Calgary’s Chinese community brought in a feng shui master to help determine if fallen headstones in two city cemeteries should be erected once again.

Jack Yee, president of the United Calgary Chinese Association, said that for years the Chinese portion of Calgary’s Union Cemetery and at Queen’s Park had fallen into disrepair.

Members of the Chinese community didn’t want anything done in the cemetery after the city had widened the entry gate to the area after it initially opened. Yee said after they did that, once one Chinese person died, two others would follow.

“Then the Chinese organization said ‘City, don’t do anything now, because that’s bad,” Yee said.

There are headstones that have toppled over and many that are ready to fall.

After between 30 and 40 years, Yee said the city approached them to see if they wanted to fix up the cemetery areas.

“We had to make a decision whether to continue the standing order or fix them up,” Yee said.

“You have to get the (feng shui) master to make the decision, right? Otherwise, you’d do the wrong thing.”

On Saturday, Yee toured the cemetery with Peter Lau, a feng shui master from Vancouver.

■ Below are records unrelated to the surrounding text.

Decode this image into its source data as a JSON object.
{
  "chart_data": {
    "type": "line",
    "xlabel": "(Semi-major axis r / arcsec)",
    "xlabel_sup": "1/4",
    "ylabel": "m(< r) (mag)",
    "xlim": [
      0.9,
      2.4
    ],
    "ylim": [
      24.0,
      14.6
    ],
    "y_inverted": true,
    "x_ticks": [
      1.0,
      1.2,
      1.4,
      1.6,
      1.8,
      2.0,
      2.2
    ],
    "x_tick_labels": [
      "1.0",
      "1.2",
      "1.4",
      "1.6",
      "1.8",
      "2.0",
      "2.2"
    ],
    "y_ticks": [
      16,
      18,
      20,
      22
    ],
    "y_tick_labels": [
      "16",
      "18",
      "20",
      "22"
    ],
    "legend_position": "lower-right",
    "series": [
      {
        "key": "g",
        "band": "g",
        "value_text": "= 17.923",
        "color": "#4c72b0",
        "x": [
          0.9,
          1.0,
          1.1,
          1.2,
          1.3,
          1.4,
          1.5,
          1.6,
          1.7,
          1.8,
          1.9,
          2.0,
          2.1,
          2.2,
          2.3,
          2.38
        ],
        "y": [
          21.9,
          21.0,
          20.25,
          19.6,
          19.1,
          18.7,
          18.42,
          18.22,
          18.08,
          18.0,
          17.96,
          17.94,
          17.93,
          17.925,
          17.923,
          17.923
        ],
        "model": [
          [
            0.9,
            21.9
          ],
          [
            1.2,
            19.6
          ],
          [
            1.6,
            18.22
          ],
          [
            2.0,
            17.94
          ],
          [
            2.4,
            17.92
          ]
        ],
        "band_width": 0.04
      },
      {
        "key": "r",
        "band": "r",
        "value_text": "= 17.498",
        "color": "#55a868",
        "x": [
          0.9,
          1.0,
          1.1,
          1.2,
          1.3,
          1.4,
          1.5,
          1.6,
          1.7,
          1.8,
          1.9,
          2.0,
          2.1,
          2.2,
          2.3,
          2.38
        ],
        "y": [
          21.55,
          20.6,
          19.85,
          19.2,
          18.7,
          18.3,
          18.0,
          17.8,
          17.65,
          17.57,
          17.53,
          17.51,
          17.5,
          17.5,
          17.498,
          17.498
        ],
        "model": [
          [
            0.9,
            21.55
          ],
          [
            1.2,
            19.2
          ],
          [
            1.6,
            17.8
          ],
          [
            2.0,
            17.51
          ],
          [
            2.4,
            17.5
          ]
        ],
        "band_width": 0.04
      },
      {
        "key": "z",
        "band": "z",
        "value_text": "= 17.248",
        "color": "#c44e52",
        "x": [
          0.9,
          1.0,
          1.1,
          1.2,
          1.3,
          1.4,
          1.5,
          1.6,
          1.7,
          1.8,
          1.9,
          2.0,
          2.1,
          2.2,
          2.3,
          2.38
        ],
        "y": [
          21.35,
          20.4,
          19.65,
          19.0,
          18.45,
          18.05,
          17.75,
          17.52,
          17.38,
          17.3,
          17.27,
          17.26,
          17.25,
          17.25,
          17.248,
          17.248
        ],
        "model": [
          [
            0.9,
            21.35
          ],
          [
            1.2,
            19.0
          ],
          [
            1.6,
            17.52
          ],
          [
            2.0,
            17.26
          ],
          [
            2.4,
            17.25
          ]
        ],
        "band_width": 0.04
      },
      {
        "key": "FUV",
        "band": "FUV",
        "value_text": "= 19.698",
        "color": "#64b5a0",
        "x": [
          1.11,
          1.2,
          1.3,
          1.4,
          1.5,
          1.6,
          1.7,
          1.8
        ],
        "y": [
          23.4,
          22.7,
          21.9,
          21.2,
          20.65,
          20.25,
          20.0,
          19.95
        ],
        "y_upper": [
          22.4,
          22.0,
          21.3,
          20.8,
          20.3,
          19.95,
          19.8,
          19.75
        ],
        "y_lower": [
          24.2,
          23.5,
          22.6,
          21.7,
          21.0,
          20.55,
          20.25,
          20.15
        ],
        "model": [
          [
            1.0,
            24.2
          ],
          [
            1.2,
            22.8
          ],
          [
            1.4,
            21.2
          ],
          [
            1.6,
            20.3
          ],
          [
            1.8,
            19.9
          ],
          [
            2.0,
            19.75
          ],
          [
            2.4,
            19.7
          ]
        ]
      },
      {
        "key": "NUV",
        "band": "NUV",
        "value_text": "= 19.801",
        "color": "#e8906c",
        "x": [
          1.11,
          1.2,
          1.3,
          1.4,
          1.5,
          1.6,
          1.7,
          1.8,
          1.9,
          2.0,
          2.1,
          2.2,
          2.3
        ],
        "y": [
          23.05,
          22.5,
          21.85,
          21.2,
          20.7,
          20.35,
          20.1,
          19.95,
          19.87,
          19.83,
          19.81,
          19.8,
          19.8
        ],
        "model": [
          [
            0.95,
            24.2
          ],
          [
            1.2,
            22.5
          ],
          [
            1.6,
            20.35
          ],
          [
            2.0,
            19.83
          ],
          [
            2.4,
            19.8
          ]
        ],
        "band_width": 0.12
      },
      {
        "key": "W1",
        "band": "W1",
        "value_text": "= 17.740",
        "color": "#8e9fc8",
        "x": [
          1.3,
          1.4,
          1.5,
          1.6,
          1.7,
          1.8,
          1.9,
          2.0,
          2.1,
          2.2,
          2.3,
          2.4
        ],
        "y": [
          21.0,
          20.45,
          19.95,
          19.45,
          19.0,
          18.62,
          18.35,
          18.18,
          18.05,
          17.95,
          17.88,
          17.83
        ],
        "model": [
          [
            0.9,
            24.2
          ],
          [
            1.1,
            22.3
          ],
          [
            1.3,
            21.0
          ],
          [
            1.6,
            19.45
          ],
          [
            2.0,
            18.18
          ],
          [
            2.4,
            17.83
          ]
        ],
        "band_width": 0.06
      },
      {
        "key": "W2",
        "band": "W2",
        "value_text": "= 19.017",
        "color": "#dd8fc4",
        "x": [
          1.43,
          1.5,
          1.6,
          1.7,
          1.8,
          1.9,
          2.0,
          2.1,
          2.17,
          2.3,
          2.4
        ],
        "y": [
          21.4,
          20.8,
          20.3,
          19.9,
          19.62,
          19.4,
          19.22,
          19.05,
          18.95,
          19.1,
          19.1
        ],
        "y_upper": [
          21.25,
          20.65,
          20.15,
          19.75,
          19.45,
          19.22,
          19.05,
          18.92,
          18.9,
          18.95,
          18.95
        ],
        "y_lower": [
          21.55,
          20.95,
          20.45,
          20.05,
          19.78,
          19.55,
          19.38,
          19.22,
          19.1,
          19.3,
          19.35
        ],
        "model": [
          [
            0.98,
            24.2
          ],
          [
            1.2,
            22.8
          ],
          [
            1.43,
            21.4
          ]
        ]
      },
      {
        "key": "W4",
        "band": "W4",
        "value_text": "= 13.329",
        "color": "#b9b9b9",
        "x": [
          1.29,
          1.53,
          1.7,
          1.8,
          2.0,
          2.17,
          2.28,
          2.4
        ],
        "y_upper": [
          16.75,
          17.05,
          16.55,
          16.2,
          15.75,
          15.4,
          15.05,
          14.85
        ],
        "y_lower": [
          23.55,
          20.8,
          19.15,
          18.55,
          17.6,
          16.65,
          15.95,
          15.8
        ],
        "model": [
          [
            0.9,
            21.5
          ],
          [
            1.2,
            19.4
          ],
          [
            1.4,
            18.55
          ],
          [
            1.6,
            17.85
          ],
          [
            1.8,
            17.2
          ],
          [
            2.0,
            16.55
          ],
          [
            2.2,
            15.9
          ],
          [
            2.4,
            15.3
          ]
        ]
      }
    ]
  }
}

Lau had previously warned former Calgary Mayor Naheed Nenshi about the bad omen of the head in front of the Bow building in downtown Calgary. After the floods of 2013 and oil prices tanked in 2014, Lau moved from Calgary to Vancouver.

Yee brought him back to help with the Chinese cemetery decision.

Reinstall them, master says

Feng shui is a Chinese practice that claims to use energy forces to bring individuals into harmony with the world around them.

Yee said Lau was brought in to make sure that fixing the headstones was the right thing to do.

“His recommendation is yes. You fix them up… Because the stone is not straight,” Yee said.

“It represents the health of the descendants. They won’t be healthy because it’s just like a person, not straight.”

Ward 7 Coun. Terry Wong, said the city is working with the group to help fix things up.

“Having a feng shui master come in and say, ‘this is the right way, we’re setting them up again and have them facing the right direction’ creates a positive energy,’” he said.

The work is not connected to but coincides with the Chinese community’s Qing Ming Festival, which is a time to honour ancestors.

Wong said it’s the 100-year anniversary of the Chinese Immigration Action, something the Chinese community will commemorate later this year. He said many of the people in the cemetery came to Calgary at the turn of the century (1900).

“This being the 100 year commemoration of that, we’re doing this as also an acknowledgment of the people who passed before us,” Wong said.

Yee said they will be contacting the families of those laid to rest at the Chinese cemeteries to ensure that it’s OK to move the stones. 

They will be putting together a team of volunteers, working with the city, and if they can get permission, he said the work could be done this year.